A separate study in the same issue of the journal Science found that men shared a common ancestor between 180,000 and 200,000 years ago.

And in a study detailed in March in the American Journal of Human Genetics, Hammer’s group showed that several men in Africa have unique, divergent Y chromosomes that trace back to an even more ancient man who lived between 237,000 and 581,000 years ago. [Unraveling the Human Genome: 6 Molecular Milestones]

“It doesn’t even fit on the family tree that the Bustamante lab has constructed. It’s older,” Hammer told LiveScience.

Gene studies always rely on a sample of DNA and, therefore, provide an incomplete picture of human history. For instance, Hammer’s group sampled a different group of men than Bustamante’s lab did, leading to different estimates of how old common ancestors really are.

Adam and Eve?
These primeval people aren’t parallel to the biblical Adam and Eve. They weren’t the first modern humans on the planet, but instead just the two out of thousands of people alive at the time with unbroken male or female lineages that continue on today.

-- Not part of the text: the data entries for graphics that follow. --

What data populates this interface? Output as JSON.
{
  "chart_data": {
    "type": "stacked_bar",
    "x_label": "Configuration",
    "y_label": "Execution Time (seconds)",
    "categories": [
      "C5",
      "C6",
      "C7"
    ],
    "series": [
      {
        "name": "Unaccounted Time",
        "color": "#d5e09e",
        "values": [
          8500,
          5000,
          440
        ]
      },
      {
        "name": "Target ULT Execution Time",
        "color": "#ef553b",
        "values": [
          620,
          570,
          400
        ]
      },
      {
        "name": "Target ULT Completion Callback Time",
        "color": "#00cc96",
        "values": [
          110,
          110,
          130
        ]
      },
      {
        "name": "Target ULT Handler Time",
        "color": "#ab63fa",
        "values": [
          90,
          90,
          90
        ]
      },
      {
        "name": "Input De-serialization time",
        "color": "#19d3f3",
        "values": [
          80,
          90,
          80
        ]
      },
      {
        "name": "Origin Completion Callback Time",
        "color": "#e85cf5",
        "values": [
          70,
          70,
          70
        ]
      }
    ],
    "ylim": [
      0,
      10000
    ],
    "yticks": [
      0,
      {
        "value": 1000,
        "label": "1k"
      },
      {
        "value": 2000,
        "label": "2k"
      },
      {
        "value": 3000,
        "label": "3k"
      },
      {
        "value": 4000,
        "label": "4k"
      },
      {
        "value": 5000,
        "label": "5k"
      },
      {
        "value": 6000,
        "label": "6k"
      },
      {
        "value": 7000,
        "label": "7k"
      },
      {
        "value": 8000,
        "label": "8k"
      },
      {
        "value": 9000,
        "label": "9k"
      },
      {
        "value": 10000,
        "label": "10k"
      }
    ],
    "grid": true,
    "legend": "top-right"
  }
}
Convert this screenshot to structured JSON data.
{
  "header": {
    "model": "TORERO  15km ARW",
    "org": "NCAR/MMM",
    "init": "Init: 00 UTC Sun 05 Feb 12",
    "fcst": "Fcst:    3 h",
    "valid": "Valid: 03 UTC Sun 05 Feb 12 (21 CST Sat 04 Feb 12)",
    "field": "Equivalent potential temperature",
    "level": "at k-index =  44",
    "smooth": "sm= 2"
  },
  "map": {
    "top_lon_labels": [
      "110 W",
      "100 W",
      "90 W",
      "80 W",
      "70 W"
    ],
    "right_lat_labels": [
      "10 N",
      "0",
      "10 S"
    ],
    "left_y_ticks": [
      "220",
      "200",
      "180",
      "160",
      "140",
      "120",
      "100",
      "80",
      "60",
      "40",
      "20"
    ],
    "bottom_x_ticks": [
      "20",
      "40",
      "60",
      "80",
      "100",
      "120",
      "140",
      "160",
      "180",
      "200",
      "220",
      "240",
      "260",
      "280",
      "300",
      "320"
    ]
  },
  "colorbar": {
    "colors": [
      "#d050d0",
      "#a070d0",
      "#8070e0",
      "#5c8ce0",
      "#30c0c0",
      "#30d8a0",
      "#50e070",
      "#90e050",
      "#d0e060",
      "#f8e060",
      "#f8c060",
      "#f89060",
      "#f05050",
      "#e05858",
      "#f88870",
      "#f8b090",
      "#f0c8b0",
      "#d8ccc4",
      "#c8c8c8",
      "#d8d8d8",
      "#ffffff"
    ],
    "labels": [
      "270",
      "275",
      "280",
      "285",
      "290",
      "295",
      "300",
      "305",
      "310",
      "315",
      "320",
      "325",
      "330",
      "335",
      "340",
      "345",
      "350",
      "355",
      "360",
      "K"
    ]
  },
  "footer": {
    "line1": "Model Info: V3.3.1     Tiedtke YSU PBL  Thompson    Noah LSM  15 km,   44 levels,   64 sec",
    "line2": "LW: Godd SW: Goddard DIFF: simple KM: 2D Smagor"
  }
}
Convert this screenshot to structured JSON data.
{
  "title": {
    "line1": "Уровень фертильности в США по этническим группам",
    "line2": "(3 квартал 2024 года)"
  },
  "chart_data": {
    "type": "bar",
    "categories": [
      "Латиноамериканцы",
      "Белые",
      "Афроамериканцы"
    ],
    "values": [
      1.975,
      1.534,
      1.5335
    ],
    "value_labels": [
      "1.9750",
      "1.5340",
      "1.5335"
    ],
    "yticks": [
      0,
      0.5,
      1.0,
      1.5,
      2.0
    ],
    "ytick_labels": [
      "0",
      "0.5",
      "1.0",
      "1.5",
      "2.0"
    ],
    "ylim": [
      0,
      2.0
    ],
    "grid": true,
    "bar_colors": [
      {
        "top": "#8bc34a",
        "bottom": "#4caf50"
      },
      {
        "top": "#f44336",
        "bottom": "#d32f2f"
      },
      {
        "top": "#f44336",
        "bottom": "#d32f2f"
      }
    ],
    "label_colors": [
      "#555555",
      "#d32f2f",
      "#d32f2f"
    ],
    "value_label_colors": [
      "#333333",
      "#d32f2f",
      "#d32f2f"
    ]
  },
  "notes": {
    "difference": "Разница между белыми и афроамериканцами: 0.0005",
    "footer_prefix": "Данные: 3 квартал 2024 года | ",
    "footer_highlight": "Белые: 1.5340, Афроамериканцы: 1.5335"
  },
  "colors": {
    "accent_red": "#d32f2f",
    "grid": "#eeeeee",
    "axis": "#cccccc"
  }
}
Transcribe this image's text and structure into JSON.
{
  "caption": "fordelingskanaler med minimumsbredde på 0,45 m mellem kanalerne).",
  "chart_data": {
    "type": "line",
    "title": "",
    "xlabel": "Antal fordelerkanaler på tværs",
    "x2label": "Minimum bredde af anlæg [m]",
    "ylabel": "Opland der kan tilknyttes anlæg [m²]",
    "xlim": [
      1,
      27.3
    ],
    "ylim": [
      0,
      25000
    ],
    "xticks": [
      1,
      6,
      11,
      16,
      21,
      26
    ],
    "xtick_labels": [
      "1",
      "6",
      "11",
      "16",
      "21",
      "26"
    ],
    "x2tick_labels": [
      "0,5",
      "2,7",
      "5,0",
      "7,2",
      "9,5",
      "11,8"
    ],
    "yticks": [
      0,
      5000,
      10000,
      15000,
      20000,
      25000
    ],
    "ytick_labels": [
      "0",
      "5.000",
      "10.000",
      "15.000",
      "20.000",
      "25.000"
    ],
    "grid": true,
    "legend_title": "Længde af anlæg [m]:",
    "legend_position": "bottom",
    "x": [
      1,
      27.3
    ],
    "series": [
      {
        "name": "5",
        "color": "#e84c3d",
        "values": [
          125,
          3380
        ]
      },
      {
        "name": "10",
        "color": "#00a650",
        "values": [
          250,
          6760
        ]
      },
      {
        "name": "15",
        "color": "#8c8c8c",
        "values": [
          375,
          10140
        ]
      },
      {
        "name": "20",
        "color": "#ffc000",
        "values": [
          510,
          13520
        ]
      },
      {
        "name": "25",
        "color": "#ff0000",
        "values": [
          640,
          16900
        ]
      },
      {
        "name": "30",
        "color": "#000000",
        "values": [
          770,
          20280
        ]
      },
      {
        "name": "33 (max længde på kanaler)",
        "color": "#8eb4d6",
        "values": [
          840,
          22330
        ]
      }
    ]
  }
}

The rest of the human genome contains tiny snippets of DNA from many other ancestors they just don’t show up in mitochondrial or Y-chromosome DNA, Hammer said. (For instance, if an ancient woman had only sons, then her mitochondrial DNA would disappear, even though the son would pass on a quarter of her DNA via the rest of his genome.)

As a follow-up, Bustamante’s lab is sequencing Y chromosomes from nearly 2,000 other men. Those data could help pinpoint precisely where in Africa these ancient humans lived.

It’s very exciting,” Wilson Sayres told LiveScience. “As we get more populations across the world, we can start to understand exactly where we came from physically.”